Around 30 percent of the 58 trillion won ($46.3 billion) worth of bank loans to small- and medium-sized enterprises in South Korea may sour as the government ends Covid-19 relief funding and hikes interest rates.
According to the data submitted by the Financial Supervisory Service (FSS) on Sunday, 27 percent of the loans by Korea’s five major commercial banks KB Kookmin, Shinhan, Hana, NH Nonghyup, and Woori were to SMEs with an interest coverage ratio of less than 1 as of the end of 2020.
The interest coverage ratio, a key measure of a firm’s ability to service debt, is calculated by dividing a company’s operating profit by its interest expenses. A reading below 1 means that the firm’s earnings are not enough to cover the interest charges.
A total of 58.2 trillion won worth of loans may go delinquent according to the FSS data.

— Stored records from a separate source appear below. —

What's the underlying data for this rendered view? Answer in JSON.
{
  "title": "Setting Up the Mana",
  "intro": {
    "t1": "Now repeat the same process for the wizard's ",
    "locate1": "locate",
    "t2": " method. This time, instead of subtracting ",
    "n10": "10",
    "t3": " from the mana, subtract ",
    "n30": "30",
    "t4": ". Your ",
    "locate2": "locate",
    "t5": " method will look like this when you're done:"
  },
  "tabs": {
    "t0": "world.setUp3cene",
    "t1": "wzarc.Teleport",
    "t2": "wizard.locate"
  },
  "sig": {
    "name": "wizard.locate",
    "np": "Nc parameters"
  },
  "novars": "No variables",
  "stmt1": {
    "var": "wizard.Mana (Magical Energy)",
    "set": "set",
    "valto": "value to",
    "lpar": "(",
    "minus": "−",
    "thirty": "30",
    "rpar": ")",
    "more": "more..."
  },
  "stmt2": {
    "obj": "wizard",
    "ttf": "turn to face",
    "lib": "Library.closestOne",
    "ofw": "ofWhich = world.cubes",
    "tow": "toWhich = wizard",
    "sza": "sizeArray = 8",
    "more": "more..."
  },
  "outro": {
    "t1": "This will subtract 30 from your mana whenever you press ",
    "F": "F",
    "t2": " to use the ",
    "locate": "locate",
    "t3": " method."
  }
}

Although data for 2021 has not yet been released, the number of SMEs that received bank loans with an interest coverage ratio below 1 will most likely remain unchanged or even higher.
According to the Bank of Korea, the balance of bank loans to SMEs climbed from 804.6 trillion won at the end of 2020 to 886.4 trillion won at the end of 2021 and soared to 916.6 trillion won as of the end of April 2022.
The government’s Covid-19 relief funding is scheduled to end in September, raising concerns of a liquidity crunch for SMEs that took out loans from banks.
The Bank of Korea has also raised interest rates a total of five times from August last year to May, adding to SMEs’ financial burden.
“The government needs to come up with ways for companies to recover their competitiveness rather than simply providing financial assistance,” said Cho Kyung-yeop, head of economic research at the Korea Economic Research Institute.